PPRuNe Forums - View Single Post - Away for a day and it's gone
View Single Post
Old 10th May 2006, 11:46
  #102 (permalink)  
Danny

aka Capt PPRuNe
 
Join Date: May 1995
Location: UK
Posts: 4,541
Likes: 0
Received 0 Likes on 0 Posts
IAA & Pan-national a/c basings

Again, I reiterate, we are not going to publish the numbers or who was involved on here until we get the IAA's version of events.
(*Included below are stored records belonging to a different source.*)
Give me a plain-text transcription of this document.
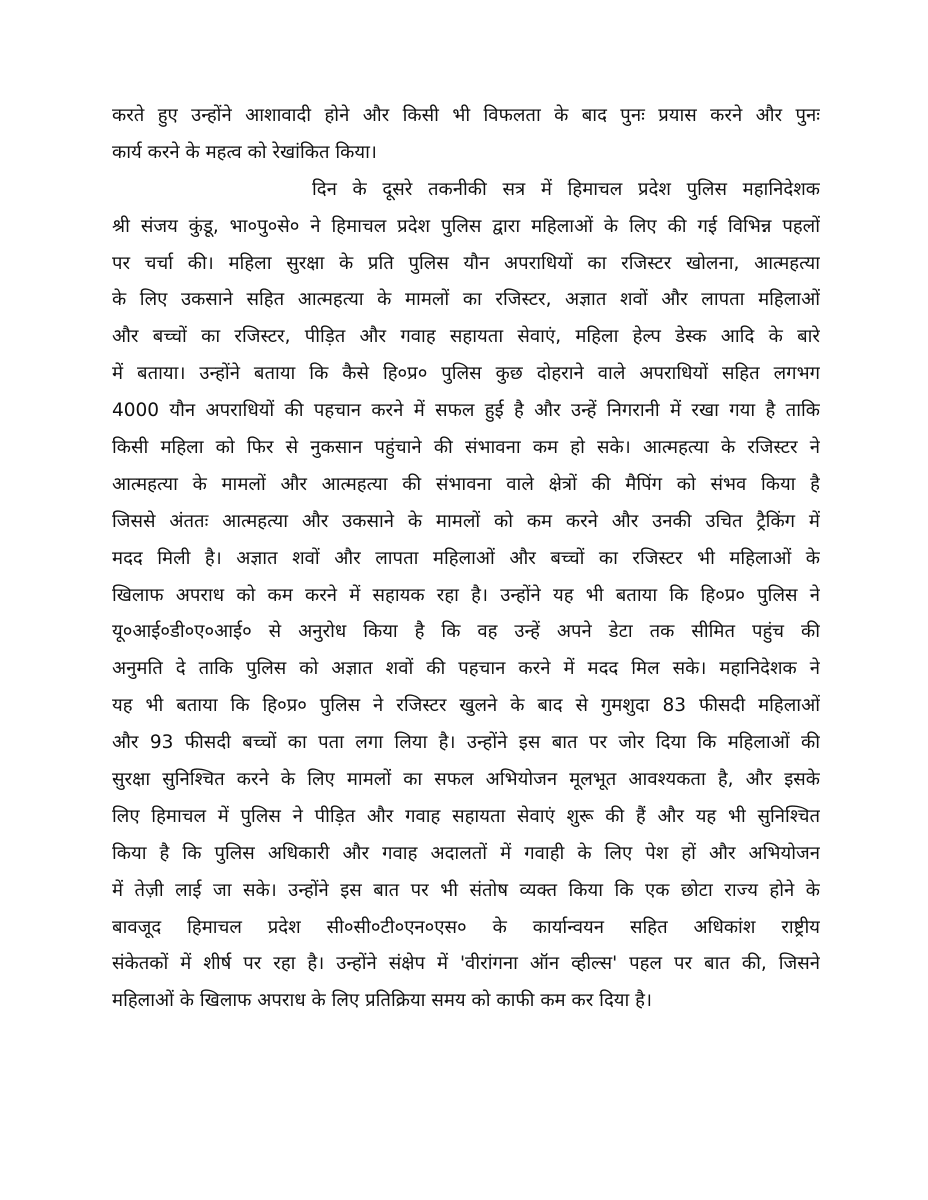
करते हुए उन्होंने आशावादी होने और किसी भी विफलता के बाद पुनः प्रयास करने और पुनः
कार्य करने के महत्व को रेखांकित किया।
दिन के दूसरे तकनीकी सत्र में हिमाचल प्रदेश पुलिस महानिदेशक
श्री संजय कुंडू, भा०पु०से० ने हिमाचल प्रदेश पुलिस द्वारा महिलाओं के लिए की गई विभिन्न पहलों
पर चर्चा की। महिला सुरक्षा के प्रति पुलिस यौन अपराधियों का रजिस्टर खोलना, आत्महत्या
के लिए उकसाने सहित आत्महत्या के मामलों का रजिस्टर, अज्ञात शवों और लापता महिलाओं
और बच्चों का रजिस्टर, पीड़ित और गवाह सहायता सेवाएं, महिला हेल्प डेस्क आदि के बारे
में बताया। उन्होंने बताया कि कैसे हि०प्र० पुलिस कुछ दोहराने वाले अपराधियों सहित लगभग
4000 यौन अपराधियों की पहचान करने में सफल हुई है और उन्हें निगरानी में रखा गया है ताकि
किसी महिला को फिर से नुकसान पहुंचाने की संभावना कम हो सके। आत्महत्या के रजिस्टर ने
आत्महत्या के मामलों और आत्महत्या की संभावना वाले क्षेत्रों की मैपिंग को संभव किया है
जिससे अंततः आत्महत्या और उकसाने के मामलों को कम करने और उनकी उचित ट्रैकिंग में
मदद मिली है। अज्ञात शवों और लापता महिलाओं और बच्चों का रजिस्टर भी महिलाओं के
खिलाफ अपराध को कम करने में सहायक रहा है। उन्होंने यह भी बताया कि हि०प्र० पुलिस ने
यू०आई०डी०ए०आई० से अनुरोध किया है कि वह उन्हें अपने डेटा तक सीमित पहुंच की
अनुमति दे ताकि पुलिस को अज्ञात शवों की पहचान करने में मदद मिल सके। महानिदेशक ने
यह भी बताया कि हि०प्र० पुलिस ने रजिस्टर खुलने के बाद से गुमशुदा 83 फीसदी महिलाओं
और 93 फीसदी बच्चों का पता लगा लिया है। उन्होंने इस बात पर जोर दिया कि महिलाओं की
सुरक्षा सुनिश्चित करने के लिए मामलों का सफल अभियोजन मूलभूत आवश्यकता है, और इसके
लिए हिमाचल में पुलिस ने पीड़ित और गवाह सहायता सेवाएं शुरू की हैं और यह भी सुनिश्चित
किया है कि पुलिस अधिकारी और गवाह अदालतों में गवाही के लिए पेश हों और अभियोजन
में तेज़ी लाई जा सके। उन्होंने इस बात पर भी संतोष व्यक्त किया कि एक छोटा राज्य होने के
बावजूद हिमाचल प्रदेश सी०सी०टी०एन०एस० के कार्यान्वयन सहित अधिकांश राष्ट्रीय
संकेतकों में शीर्ष पर रहा है। उन्होंने संक्षेप में 'वीरांगना ऑन व्हील्स' पहल पर बात की, जिसने
महिलाओं के खिलाफ अपराध के लिए प्रतिक्रिया समय को काफी कम कर दिया है।
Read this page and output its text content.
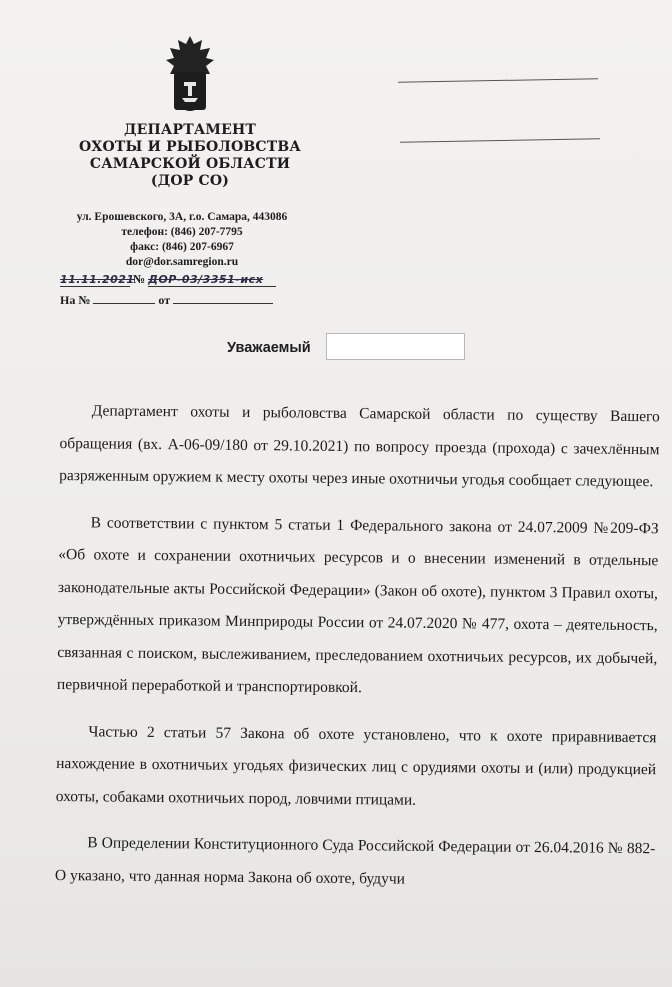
ДЕПАРТАМЕНТ
ОХОТЫ И РЫБОЛОВСТВА
САМАРСКОЙ ОБЛАСТИ
(ДОР СО)
ул. Ерошевского, 3А, г.о. Самара, 443086
телефон: (846) 207-7795
факс: (846) 207-6967
dor@dor.samregion.ru
11.11.2021 № ДОР-03/3351-исх
На №	от
Уважаемый

Департамент охоты и рыболовства Самарской области по существу Вашего обращения (вх. А-06-09/180 от 29.10.2021) по вопросу проезда (прохода) с зачехлённым разряженным оружием к месту охоты через иные охотничьи угодья сообщает следующее.

В соответствии с пунктом 5 статьи 1 Федерального закона от 24.07.2009 №209-ФЗ «Об охоте и сохранении охотничьих ресурсов и о внесении изменений в отдельные законодательные акты Российской Федерации» (Закон об охоте), пунктом 3 Правил охоты, утверждённых приказом Минприроды России от 24.07.2020 № 477, охота – деятельность, связанная с поиском, выслеживанием, преследованием охотничьих ресурсов, их добычей, первичной переработкой и транспортировкой.

Частью 2 статьи 57 Закона об охоте установлено, что к охоте приравнивается нахождение в охотничьих угодьях физических лиц с орудиями охоты и (или) продукцией охоты, собаками охотничьих пород, ловчими птицами.

В Определении Конституционного Суда Российской Федерации от 26.04.2016 № 882-О указано, что данная норма Закона об охоте, будучи
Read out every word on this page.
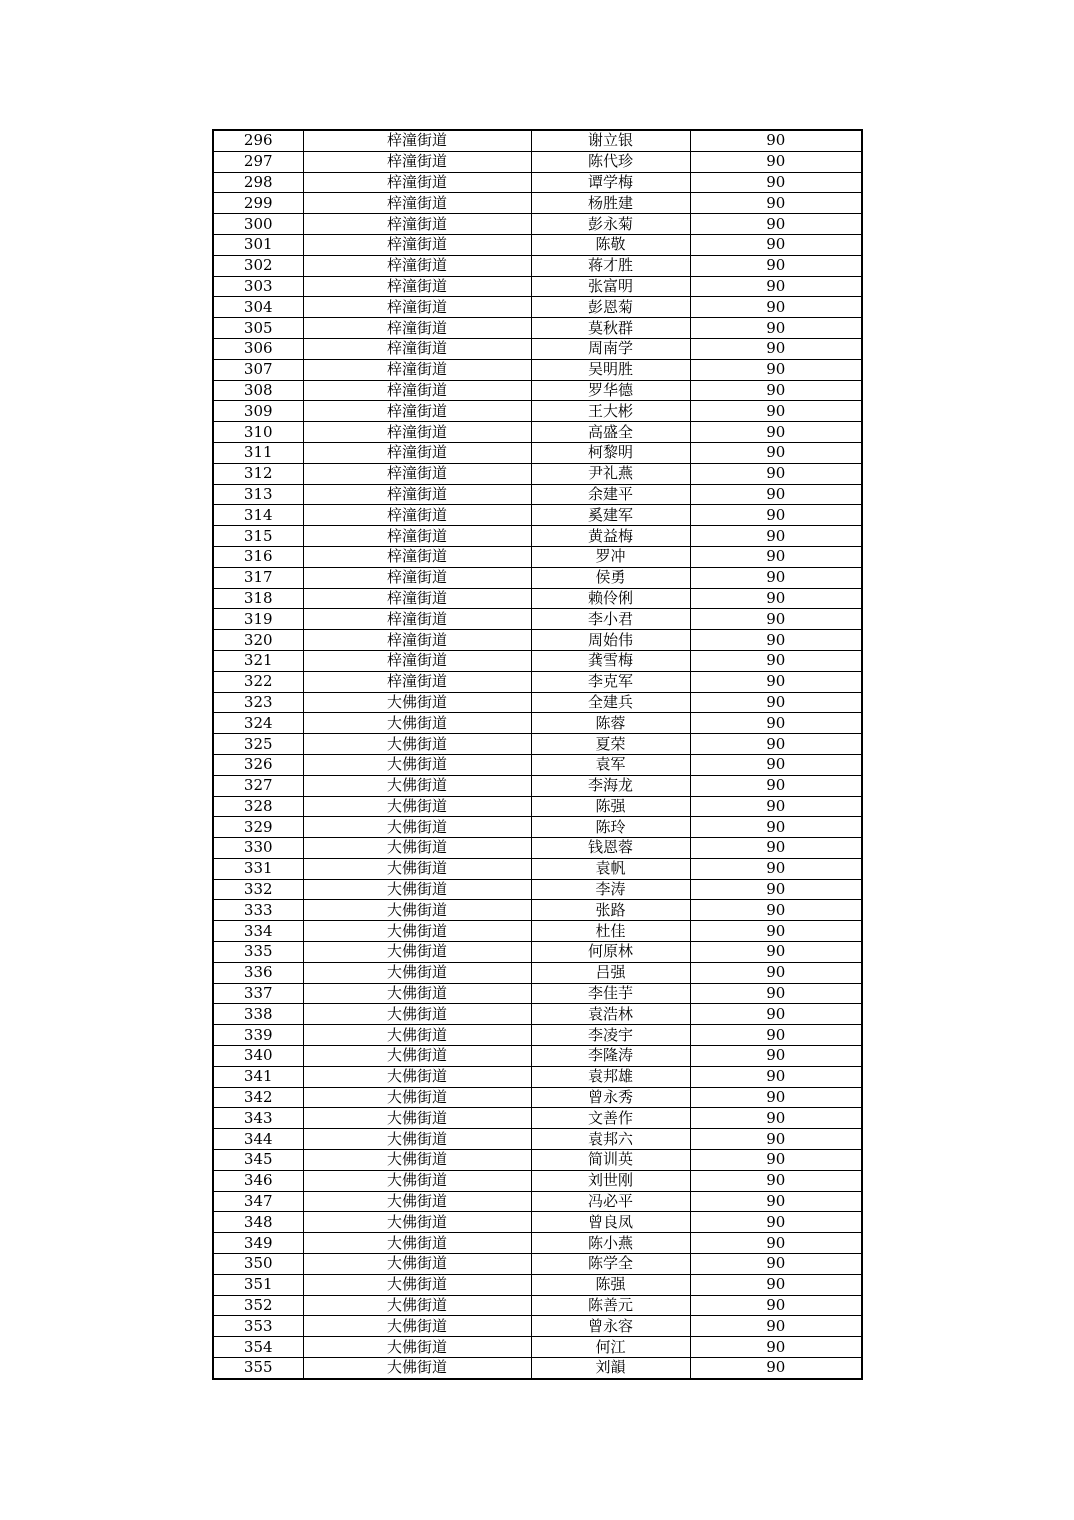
296	梓潼街道	谢立银	90
297	梓潼街道	陈代珍	90
298	梓潼街道	谭学梅	90
299	梓潼街道	杨胜建	90
300	梓潼街道	彭永菊	90
301	梓潼街道	陈敬	90
302	梓潼街道	蒋才胜	90
303	梓潼街道	张富明	90
304	梓潼街道	彭恩菊	90
305	梓潼街道	莫秋群	90
306	梓潼街道	周南学	90
307	梓潼街道	吴明胜	90
308	梓潼街道	罗华德	90
309	梓潼街道	王大彬	90
310	梓潼街道	高盛全	90
311	梓潼街道	柯黎明	90
312	梓潼街道	尹礼燕	90
313	梓潼街道	余建平	90
314	梓潼街道	奚建军	90
315	梓潼街道	黄益梅	90
316	梓潼街道	罗冲	90
317	梓潼街道	侯勇	90
318	梓潼街道	赖伶俐	90
319	梓潼街道	李小君	90
320	梓潼街道	周始伟	90
321	梓潼街道	龚雪梅	90
322	梓潼街道	李克军	90
323	大佛街道	全建兵	90
324	大佛街道	陈蓉	90
325	大佛街道	夏荣	90
326	大佛街道	袁军	90
327	大佛街道	李海龙	90
328	大佛街道	陈强	90
329	大佛街道	陈玲	90
330	大佛街道	钱恩蓉	90
331	大佛街道	袁帆	90
332	大佛街道	李涛	90
333	大佛街道	张路	90
334	大佛街道	杜佳	90
335	大佛街道	何原林	90
336	大佛街道	吕强	90
337	大佛街道	李佳芋	90
338	大佛街道	袁浩林	90
339	大佛街道	李凌宇	90
340	大佛街道	李隆涛	90
341	大佛街道	袁邦雄	90
342	大佛街道	曾永秀	90
343	大佛街道	文善作	90
344	大佛街道	袁邦六	90
345	大佛街道	简训英	90
346	大佛街道	刘世刚	90
347	大佛街道	冯必平	90
348	大佛街道	曾良凤	90
349	大佛街道	陈小燕	90
350	大佛街道	陈学全	90
351	大佛街道	陈强	90
352	大佛街道	陈善元	90
353	大佛街道	曾永容	90
354	大佛街道	何江	90
355	大佛街道	刘韻	90
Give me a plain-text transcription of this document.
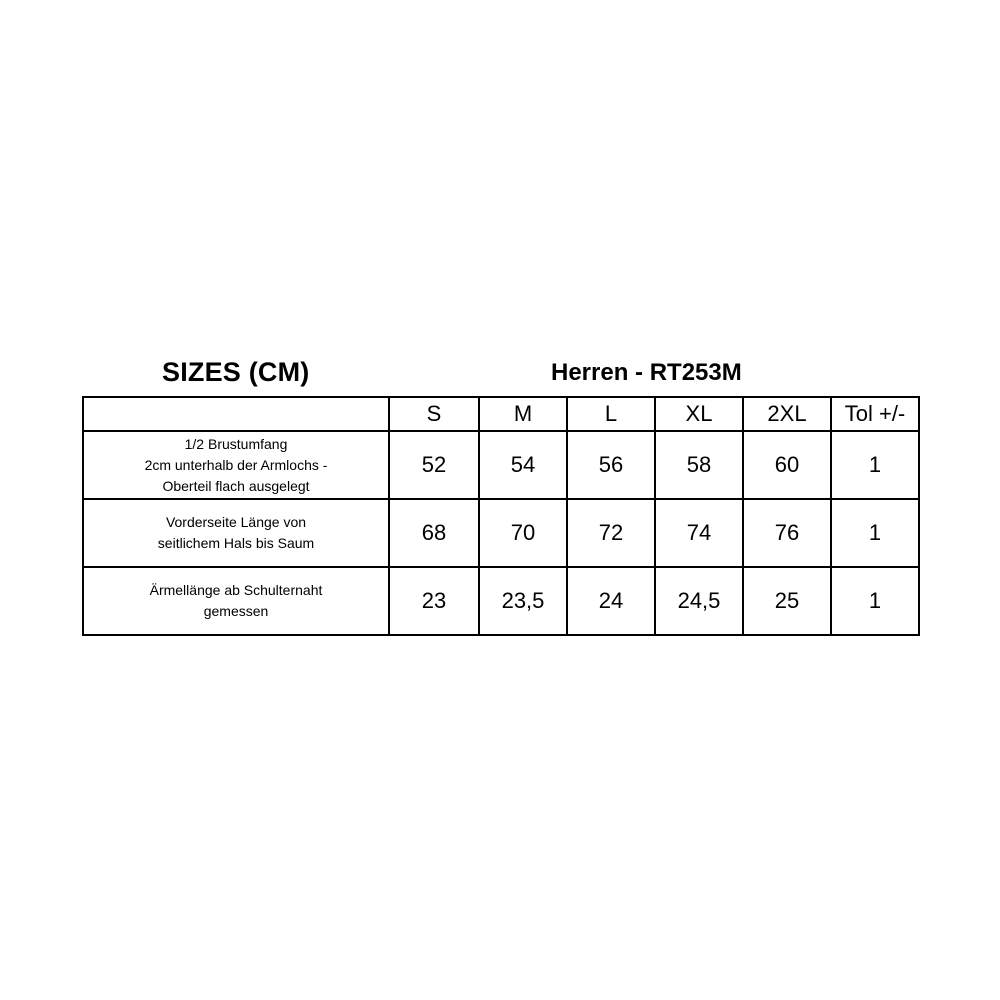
SIZES (CM)	Herren - RT253M
	S	M	L	XL	2XL	Tol +/-

1/2 Brustumfang
2cm unterhalb der Armlochs -
Oberteil flach ausgelegt	52	54	56	58	60	1

Vorderseite Länge von
seitlichem Hals bis Saum	68	70	72	74	76	1

Ärmellänge ab Schulternaht
gemessen	23	23,5	24	24,5	25	1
Needless to say, we have all the information and will be comparing notes at that time.

NATS collated all the information and passed it to the CAA SRG and to the IAA. As aviation professionals you will know that the information involved will include time referenced radar plots, approach and tower frequency audio, atis, met observations and, most importantly, the IRVRs constantly logged and updated when vis falls below specified limits.

The IAA have been under a lot of criticism on here for being 'toothless'. With the UK agencies' role and UK airline involvement on the night, the opportunity is there for the CAA to present the results of their own investigation.

It is our hope, here at PPRuNe, that the investigations and reports issued will not just be a limited, dry technical analysis of the multiple approaches that breached safety regulations on the night in question. All the aviation professionals who use PPRuNe are concerned that the investigations will not only delve into the operational issues but, in particular, will highlight the cultural issues that are behind what appears to be the biggest breakdown in operational integrity and safety for many years here in the UK.

This is not just an issue for the IAA but one that relates to the oversight functions of all regulators, including the CAA, and will possibly highlight the differences in their authority with respect to the way they deal with pan-national basings by individual operators. The CAA does not have oversight responsibility for foreign registered aircraft based here in the UK. All they can do is ramp checks and we all know that is not the same thing.

Operating to the same set of safety regulations in itself is not the only criteria that should be looked at. It's the same old adage about accountants, they know the price of everything but the value of nothing. We here at PPRuNe are trying to highlight the effects that different corporate cultures can have in a safety critical industry. Does corporate culture and the fallibility of human factors have an influence on the amount of 'Risky shift' that is the result? Could it be that the regulators have different attitudes to it on either side of the Irish Sea?